Aquel demonio expulsado tantas veces de pueblos y ciudades había vuelto, con más fuerza que nunca, y tenía sed de sangre. Su esquelético perfil blancuzco, formado de retazos del poder de los poderosos, la riqueza de los ricos, la imagen de los superficiales, el abismo ansioso del consumismo individualista y el camino muerto del paradigma tecnocrático era una perfecta imitación de los nuevos tiempos: un esbelto cuello sin cabeza, unos dedos, largos y huesudos, terminados en uñas de acero, y unas flacas piernas putrefactamente desnudas se paseaban por las cercanías de las carnes de las personas abandonadas a su suerte con un único fin: arrancar las facciones y dejar un mar de gente sin rostro al paso de los individuos que daban rodeos preocupados de sí mismos. ¿Quién lo había creado, de dónde venía? Ellos lo invocaron, cada uno de sus actos inhumanos le dio forma y, cual Dorian creyendo ser inmortal, caminaron bajo su sombra con la firme infeliz intención de vivir para siempre sin culpa.

Algunos lo llamaban el Monstruo de la Indiferencia. Otros se referían a él como el Ladrón de Caras. Pero nadie se atrevía a pronunciar su nombre, el nombre del horror que asolaba aquella sociedad: el Akefalesto.

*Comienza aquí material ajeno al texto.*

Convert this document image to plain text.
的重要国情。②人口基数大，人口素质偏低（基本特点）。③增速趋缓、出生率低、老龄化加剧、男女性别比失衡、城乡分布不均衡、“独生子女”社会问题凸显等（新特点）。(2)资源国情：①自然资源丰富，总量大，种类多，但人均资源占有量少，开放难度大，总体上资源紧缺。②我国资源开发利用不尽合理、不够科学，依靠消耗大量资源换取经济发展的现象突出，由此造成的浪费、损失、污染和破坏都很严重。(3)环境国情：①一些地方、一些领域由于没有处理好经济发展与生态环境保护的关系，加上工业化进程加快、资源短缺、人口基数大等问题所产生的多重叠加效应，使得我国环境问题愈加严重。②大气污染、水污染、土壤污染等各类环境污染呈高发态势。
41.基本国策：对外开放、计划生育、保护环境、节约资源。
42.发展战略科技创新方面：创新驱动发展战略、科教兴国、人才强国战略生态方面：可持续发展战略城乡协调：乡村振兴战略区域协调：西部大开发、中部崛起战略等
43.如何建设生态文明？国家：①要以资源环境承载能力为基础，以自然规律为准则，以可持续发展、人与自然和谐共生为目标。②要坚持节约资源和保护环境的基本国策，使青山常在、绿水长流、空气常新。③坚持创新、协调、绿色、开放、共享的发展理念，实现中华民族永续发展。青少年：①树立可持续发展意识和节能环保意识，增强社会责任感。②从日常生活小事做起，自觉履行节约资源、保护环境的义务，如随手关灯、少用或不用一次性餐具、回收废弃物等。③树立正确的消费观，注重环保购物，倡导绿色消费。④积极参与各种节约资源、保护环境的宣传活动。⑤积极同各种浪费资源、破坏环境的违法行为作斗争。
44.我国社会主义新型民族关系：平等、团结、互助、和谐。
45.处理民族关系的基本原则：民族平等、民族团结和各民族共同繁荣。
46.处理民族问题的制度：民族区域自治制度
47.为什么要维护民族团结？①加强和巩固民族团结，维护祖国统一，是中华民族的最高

Nadie lo conocía, porque todos se negaron a verlo. Cada aislado sujeto se había construido un acartonado muro de ideologías herrumbrosas para guardarse del dolor y el pecado, que siempre pertenecía a los demás. La andrógina voz del Akefalesto había entrado hasta el fondo de las almas para confundir el ser con la posesión, el poseer con la apariencia, el aparentar con el triunfo, el triunfar con el mérito y el merecer con la esencia. Los niños sabían desde muy pequeños que solo vale el que posee, que hay que mostrar lo que es privadamente propio y alcanzar la cima para mirar desde ella a los que han quedado debajo, y que tal único horizonte era lo que debía dar sentido a sus vidas. Y, sin embargo, nada tenía sentido para los que llegaban arriba, y mucho menos para los que se quedaban a medio camino. El Akefalesto seguía robando rostros, y para cada individuo solamente importaba una cosa en el mundo: su propio perfil, elaborado a partir de nadas que formaban un todo.

Aquel demonio estaba vaciando las fuentes de la vida, y los que habían caído bajo su hechizo lamían con la lengua los charcos de residuos de sus putrefactas piernas desnudas mientras olvidaban de dónde venían, adónde iban y por qué estaban allí. Cuanto más profundo era el olvido, más absoluta se volvía la esclavitud, y mayor la falsa sensación de una pesada libertad etérea.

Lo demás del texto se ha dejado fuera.